Porcupine Tree n’a jamais fait d’album metal à proprement parler. Le metal est devenu une part importante du vocabulaire musical à certains moments, certainement sur Fear Of A Blank Planet et The Incident. Le metal a été une composante importante, mais c’est aussi un vocabulaire musical extrêmement limité. Ça se base essentiellement sur un ou deux sons. J’aime ces sons, bien sûr, et nous les avons incorporés dans la musique. C’est mon point de vue, mais je pense qu’une fois qu’on a exploré ces sons, il n’y a plus grand-chose à faire avec ce vocabulaire musical pour que ça reste frais. J’avais donc l’impression d’avoir épuisé ce son en particulier. C’est un son de guitare et un son de batterie spécifiques qu’on retrouve sur pratiquement tous les albums de metal, donc c’est extrêmement limitant. Ce serait comme si Richard utilisait le même son de clavier sur chaque morceau. Ça n’a jamais été l’idée avec Porcupine Tree et ce n’est certainement pas ce qui m’intéresse aujourd’hui.

Steven, tu as déclaré par le passé qu’un membre du groupe n’aime pas la direction jazz que tu as prise à un moment donné avec tes albums solos. Pourtant, on peut sentir une petite influence jazz-rock dans « Rats Return » et tous les trois, vous avez eu des influences jazz dans vos œuvres solos à divers degrés. Alors qui était-ce ? (sans doute Richard, si on se réfère à notre précédente interview, NDLR)

Certainement pas Colin, car il adore le jazz, mais je pense qu’on laissera planer le mystère là-dessus.

Richard : [Montre un vinyle de Bitches Brew de Miles Davis] Qui pourrait bien être la personne qui n’aime pas le jazz ?

Steven : Je me demande bien, oui…

Richard : Probablement Gavin !

Steven : Gavin n’aime pas la musique ! [Rires]

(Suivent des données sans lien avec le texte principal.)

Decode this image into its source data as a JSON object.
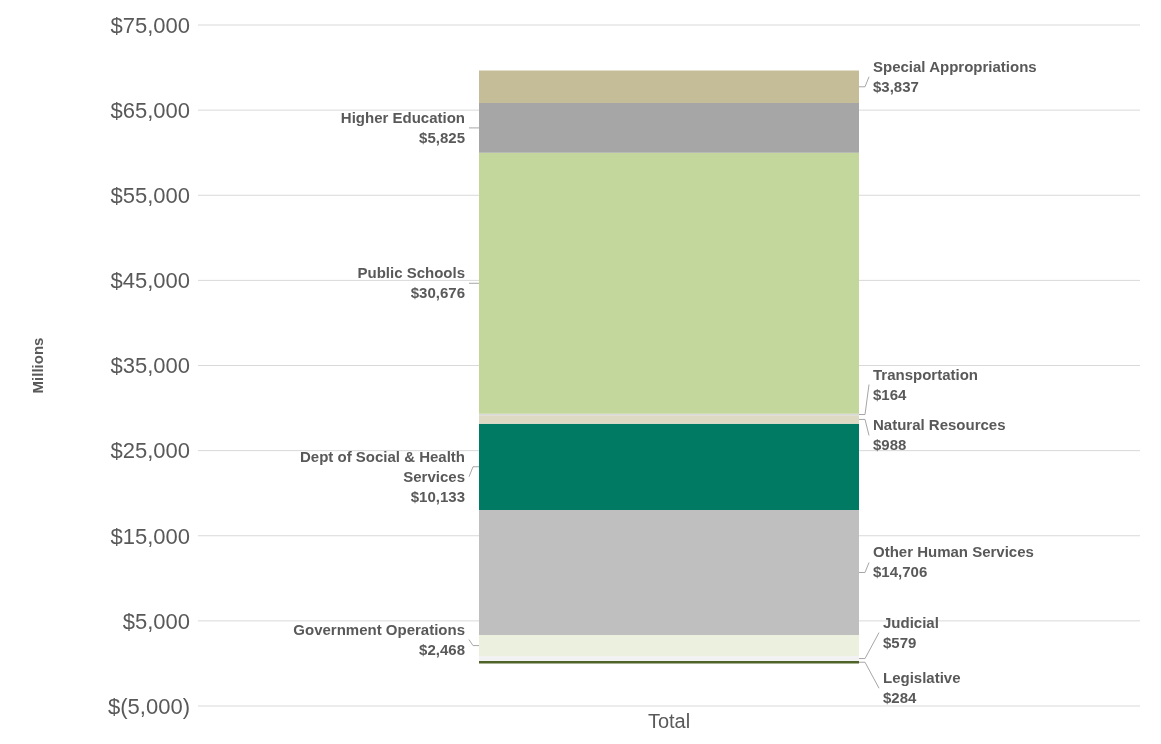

Gavin avait sorti tout un album de réinterprétations jazz de chansons de Porcupine Tree…

Richard : On ne reconnaissait pas les morceaux ! [Rires]

Steven : Un super album d’ailleurs.

Richard : Oui, c’était une bonne idée.

« Gavin comprend parfaitement la théorie, alors que je vois la musique de manière abstraite. C’est très bizarre. Steven a une relation avec chacun de nous dans ces domaines, mais je ne pense pas en avoir une avec Gavin. Si Steven n’était pas là, je n’ai aucune idée de ce qui se passerait. »

En parlant de style, Steven tu as déclaré qu’à un moment donné, vous vous êtes « retrouvés avec un archétype de chanson de Porcupine Tree : un petit peu de riff metal, du chant émotionnel, un refrain, puis un passage intelligent au milieu, puis des métriques compliquées pour les musicos ». Pensez-vous être parvenus à sortir de ce stéréotype avec Closure / Continutations ? Est-ce que ça faisait même consciemment partie du processus ?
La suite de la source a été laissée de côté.